Having an earworm is a fairly frequent event for me, but I have had a really strange one today, even by my standards.
Earworm is defined by the Collins Dictionary website, rather unsatisfactorily, as “an irritatingly catchy tune”. I don’t think that captures the full quality of an earworm, which is not just a tune that is catchy, but one which has lodged itself in your brain and keeps looping around and around. As soon as you drop your guard you realise that you are whistling or humming it.

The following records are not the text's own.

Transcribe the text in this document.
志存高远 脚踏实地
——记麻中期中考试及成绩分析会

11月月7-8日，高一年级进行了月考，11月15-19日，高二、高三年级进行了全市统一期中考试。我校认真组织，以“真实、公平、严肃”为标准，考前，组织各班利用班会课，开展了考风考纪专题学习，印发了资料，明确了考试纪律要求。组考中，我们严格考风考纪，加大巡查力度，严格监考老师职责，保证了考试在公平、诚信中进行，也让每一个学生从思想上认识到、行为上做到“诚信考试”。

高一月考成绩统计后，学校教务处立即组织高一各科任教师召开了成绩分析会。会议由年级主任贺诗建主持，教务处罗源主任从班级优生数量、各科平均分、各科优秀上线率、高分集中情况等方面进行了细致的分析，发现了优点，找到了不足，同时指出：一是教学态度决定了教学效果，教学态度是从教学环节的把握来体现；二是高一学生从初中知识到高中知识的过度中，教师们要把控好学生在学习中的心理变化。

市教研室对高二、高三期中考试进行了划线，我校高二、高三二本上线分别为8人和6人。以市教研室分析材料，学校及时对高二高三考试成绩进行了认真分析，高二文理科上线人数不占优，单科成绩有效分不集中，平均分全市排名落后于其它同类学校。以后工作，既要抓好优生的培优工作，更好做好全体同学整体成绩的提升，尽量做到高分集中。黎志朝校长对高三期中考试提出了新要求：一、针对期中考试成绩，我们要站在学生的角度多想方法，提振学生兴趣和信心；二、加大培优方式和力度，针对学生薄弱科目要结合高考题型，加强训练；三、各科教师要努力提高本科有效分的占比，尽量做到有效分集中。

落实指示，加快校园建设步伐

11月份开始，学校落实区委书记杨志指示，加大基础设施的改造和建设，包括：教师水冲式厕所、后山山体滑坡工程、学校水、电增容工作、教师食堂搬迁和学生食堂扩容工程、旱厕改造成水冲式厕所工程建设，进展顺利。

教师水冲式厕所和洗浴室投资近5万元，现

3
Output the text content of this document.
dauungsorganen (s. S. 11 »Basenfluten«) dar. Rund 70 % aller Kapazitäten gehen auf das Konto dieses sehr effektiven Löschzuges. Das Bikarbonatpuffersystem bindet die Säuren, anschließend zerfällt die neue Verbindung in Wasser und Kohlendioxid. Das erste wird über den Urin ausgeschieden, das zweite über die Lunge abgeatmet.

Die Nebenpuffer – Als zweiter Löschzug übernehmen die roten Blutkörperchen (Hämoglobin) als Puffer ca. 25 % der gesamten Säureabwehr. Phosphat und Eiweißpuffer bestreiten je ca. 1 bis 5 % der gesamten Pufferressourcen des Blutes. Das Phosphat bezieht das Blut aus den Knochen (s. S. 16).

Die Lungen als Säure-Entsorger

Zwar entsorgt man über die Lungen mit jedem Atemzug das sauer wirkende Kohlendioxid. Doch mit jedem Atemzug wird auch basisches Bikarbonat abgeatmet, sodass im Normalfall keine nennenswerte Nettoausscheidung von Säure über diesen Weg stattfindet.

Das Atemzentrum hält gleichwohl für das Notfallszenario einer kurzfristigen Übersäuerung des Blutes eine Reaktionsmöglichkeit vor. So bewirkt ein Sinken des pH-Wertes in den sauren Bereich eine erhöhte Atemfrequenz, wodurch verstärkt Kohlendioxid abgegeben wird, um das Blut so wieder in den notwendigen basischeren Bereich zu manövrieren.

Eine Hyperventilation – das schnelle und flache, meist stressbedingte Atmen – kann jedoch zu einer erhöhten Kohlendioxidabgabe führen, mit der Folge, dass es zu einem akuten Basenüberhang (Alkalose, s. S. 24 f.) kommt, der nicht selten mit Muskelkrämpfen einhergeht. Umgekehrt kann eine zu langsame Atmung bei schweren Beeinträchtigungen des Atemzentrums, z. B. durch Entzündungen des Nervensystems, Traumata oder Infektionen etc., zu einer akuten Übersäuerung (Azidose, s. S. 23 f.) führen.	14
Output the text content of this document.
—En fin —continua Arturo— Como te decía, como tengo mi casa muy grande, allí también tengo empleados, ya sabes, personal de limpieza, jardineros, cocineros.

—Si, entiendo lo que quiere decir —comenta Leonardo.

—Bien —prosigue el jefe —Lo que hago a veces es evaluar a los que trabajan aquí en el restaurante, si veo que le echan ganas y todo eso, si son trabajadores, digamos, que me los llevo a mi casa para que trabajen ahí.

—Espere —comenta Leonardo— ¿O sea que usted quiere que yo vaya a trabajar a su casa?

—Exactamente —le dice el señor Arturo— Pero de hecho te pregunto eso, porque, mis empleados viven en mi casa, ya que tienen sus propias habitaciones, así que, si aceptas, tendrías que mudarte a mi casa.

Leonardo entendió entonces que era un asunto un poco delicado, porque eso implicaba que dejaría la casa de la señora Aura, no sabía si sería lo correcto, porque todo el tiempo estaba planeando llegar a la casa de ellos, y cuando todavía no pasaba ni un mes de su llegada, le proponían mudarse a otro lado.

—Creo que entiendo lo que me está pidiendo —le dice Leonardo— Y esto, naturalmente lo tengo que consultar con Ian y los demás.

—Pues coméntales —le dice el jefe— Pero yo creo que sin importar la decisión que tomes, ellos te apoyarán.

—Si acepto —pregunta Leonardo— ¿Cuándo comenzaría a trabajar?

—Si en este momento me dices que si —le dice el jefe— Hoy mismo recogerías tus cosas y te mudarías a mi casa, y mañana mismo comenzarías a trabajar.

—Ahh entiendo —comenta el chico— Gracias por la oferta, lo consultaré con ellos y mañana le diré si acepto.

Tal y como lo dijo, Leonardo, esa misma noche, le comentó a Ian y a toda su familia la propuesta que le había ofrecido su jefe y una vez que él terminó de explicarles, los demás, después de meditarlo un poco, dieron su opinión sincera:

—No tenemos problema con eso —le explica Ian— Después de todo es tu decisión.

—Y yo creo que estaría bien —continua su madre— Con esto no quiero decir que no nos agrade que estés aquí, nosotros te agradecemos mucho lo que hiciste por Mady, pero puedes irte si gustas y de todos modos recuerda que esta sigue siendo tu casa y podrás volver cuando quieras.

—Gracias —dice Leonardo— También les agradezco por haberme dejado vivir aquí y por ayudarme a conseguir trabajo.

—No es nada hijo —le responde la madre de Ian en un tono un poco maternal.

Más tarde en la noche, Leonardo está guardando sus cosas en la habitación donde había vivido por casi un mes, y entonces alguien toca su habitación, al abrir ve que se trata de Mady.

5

It is often not a tune you would have chosen to have on repeat. For me the earworms are likely to be a 70s tune that I have heard too many times on the nostalgia TV channels I like to leave on for background. Sometimes you can’t get a tune out of your head, but also can’t quite work out exactly what it is, which can be frustrating.
Anyway, today’s earworm is something that doesn’t even exist, as far as I know. All day I have found myself internally and unconsciouly singing the lyrics of Tammy Wynette’s Stand By Your Man to the tune of Gary Puckett & the Union Gap’s Young Girl. Quite an acheivement, as I’m sure I couldn’t do it deliberately.
What I will say is that at least the lyrics are less dubious than the actual Young Girl lyrics. I do wonder why that is still being played, many times, on the Now 70s TV channel. As if the lyrics were not bad enough (a creepy story about lusting after an underaged girl) the video has the band draped in confederate flags.